One of the theologians I recently read said that a person’s understanding of the Bible needs to be “tentatively final”—always open to refinement. While we need to act on what we know right now, our learning ought to remain ongoing.

I think that’s powerful advice for every discipline, every area of learning. Our understanding needs to always be in a state of refinement. We have to be willing to let our understanding be challenged by new evidence, new facts, and ongoing investigation.

That takes two character traits: humility and discipline.

Discipline equips us to seek out new sources of information, evaluate and investigate every assertion. Discipline keeps us from “sitting on our laurels” and prevents us from assuming we know everything while the world is learning and growing beyond us.

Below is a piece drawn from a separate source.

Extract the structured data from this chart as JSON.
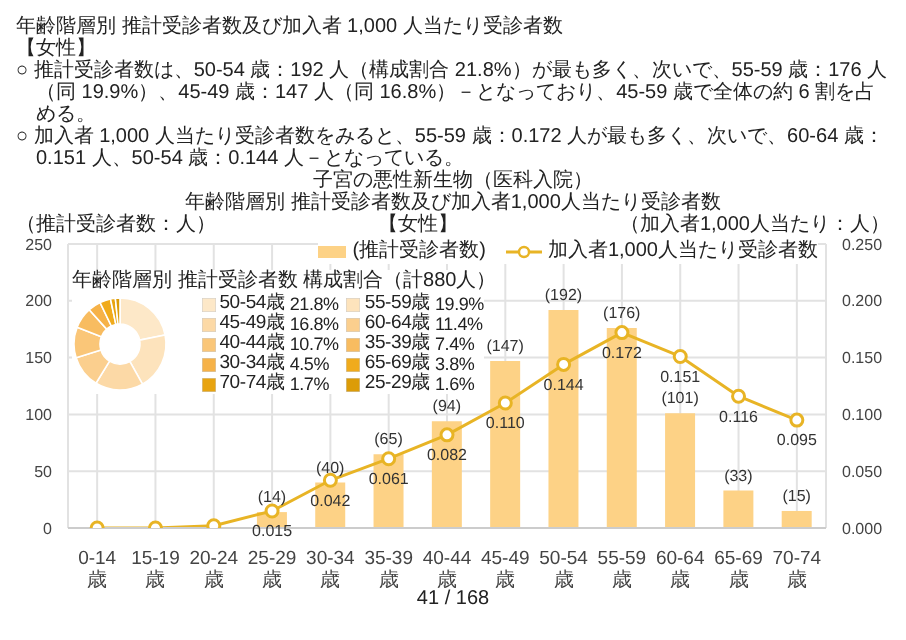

Humility is what allows us to change our thinking in response to new information. Learning new things means nothing if it doesn’t change how we think. Reading is way too much work to allow ourselves to remain the same. Might as well binge watch The Office instead. Humility is what allows us to grow in our curiosity.

Final Remarks

In conclusion, curiosity, real curiosity, is a powerful thing. It makes us people who are eternal learners—people who don’t mind being wrong because the point isn’t to be right. The point is to always be growing, shifting, learning, and deepening. I mean, yes, the idea is to be accurate too, but accuracy will come naturally to you if you’re always asking good questions.

One more thing: your curiosity is a tender thing. Don’t judge it. Don’t shush it. Let your mind wander and explore a little. As Congressman John Lewis likes to say, get into some “good trouble.”